A Methodology for Diagnosing PostgreSQL Slow Queries

·357 words·2 mins· ·
Ruohang Feng
Author
Ruohang Feng
Pigsty Founder, @Vonng
Table of Contents

“You can’t optimize what you can’t measure.”

Slow queries hog connections, hold locks, block replication, trigger deadlocks, and waste resources.

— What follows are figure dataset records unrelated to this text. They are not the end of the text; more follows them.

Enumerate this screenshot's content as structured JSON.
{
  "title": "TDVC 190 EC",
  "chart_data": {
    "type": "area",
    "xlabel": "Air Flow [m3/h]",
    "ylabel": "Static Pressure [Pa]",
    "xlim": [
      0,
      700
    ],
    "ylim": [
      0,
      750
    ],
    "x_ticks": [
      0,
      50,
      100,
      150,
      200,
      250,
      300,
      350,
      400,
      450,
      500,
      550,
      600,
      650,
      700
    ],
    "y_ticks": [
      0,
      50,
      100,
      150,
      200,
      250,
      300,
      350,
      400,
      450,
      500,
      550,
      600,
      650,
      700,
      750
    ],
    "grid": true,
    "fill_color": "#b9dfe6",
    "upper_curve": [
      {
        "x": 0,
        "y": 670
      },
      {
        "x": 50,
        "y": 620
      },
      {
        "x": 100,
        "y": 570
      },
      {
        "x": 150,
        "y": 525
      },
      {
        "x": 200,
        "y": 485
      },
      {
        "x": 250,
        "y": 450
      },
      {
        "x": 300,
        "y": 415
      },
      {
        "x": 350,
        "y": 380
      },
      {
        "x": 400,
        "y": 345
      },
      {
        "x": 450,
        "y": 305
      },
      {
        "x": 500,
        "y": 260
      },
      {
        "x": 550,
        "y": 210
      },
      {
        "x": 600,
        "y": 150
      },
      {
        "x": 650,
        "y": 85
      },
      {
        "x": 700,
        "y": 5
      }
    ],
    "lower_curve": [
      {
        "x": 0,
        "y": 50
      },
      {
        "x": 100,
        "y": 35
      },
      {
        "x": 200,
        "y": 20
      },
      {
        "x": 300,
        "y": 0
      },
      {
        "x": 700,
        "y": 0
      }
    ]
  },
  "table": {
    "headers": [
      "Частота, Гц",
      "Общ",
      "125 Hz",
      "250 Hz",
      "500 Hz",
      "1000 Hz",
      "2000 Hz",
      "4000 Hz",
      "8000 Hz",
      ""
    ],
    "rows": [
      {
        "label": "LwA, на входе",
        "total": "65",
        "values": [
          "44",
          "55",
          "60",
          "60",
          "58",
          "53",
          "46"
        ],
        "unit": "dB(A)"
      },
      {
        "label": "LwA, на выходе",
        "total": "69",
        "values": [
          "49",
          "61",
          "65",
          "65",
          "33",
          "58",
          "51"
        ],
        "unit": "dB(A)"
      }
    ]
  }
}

Every DBA must know how to find and fix them quickly.

Traditional tools
#

  • pg_stat_statements – essential extension that aggregates execution stats per normalized query: calls, total/mean/max time, rows per call, I/O time, etc. Always enable it.
  • Slow query logs – controlled via log_min_duration_statement. Great for one-off incidents or forensic analysis, but sampling thresholds mean you miss sub-threshold issues. Full logging is expensive but the ultimate truth when you need it.

Why monitoring helps
#

Static snapshots don’t show trends. Monitoring systems (Pigsty in my case) sample every few seconds, letting you rewind, compare before/after, and show stakeholders what’s happening. They also calm nervous bosses during incidents.

Workflow (simulated incident)
#

We spin up the Pigsty sandbox, run pgbench load (50 TPS writes on the primary, 1000 TPS reads on a replica), then deliberately drop pgbench_accounts_pkey to break index scans.

1. Detection
#

Cluster dashboards show QPS collapsing and response times spiking (1 ms → 300 ms). System load shoots above 200%, alarms fire.

2. Identification
#

Use the PG Query dashboard to find the worst offender. Query ID -6041100154778468427 has mean latency jumping from microseconds to hundreds of milliseconds while QPS plummets. Drill into PG Stat Statements to see the normalized SQL: SELECT abalance FROM pgbench_accounts WHERE aid = $1.

3. Hypothesis
#

Simple point lookup suddenly slow? Most likely the index vanished. Check PG Table Catalog and PG Table Detail: index scans drop to zero, seq scans soar. Hypothesis confirmed.

4. Fix
#

Recreate the index:

ALTER TABLE pgbench_accounts ADD PRIMARY KEY (aid);

Latency falls from seconds to milliseconds, QPS recovers, system load normalizes. Dashboards provide immediate feedback.

Summary
#

  1. Detect – monitor query latency, concurrency, and system load.
  2. Identify – use pg_stat_statements/monitoring to find the exact query (by query ID).
  3. Hypothesize – analyze the SQL, review table/index metrics.
  4. Fix & verify – add indexes, rewrite queries, adjust schema, then watch metrics confirm success.

Pigsty’s dashboards wrap these steps into a workflow, but the methodology applies with any monitoring stack: measure, locate, hypothesize, fix, verify.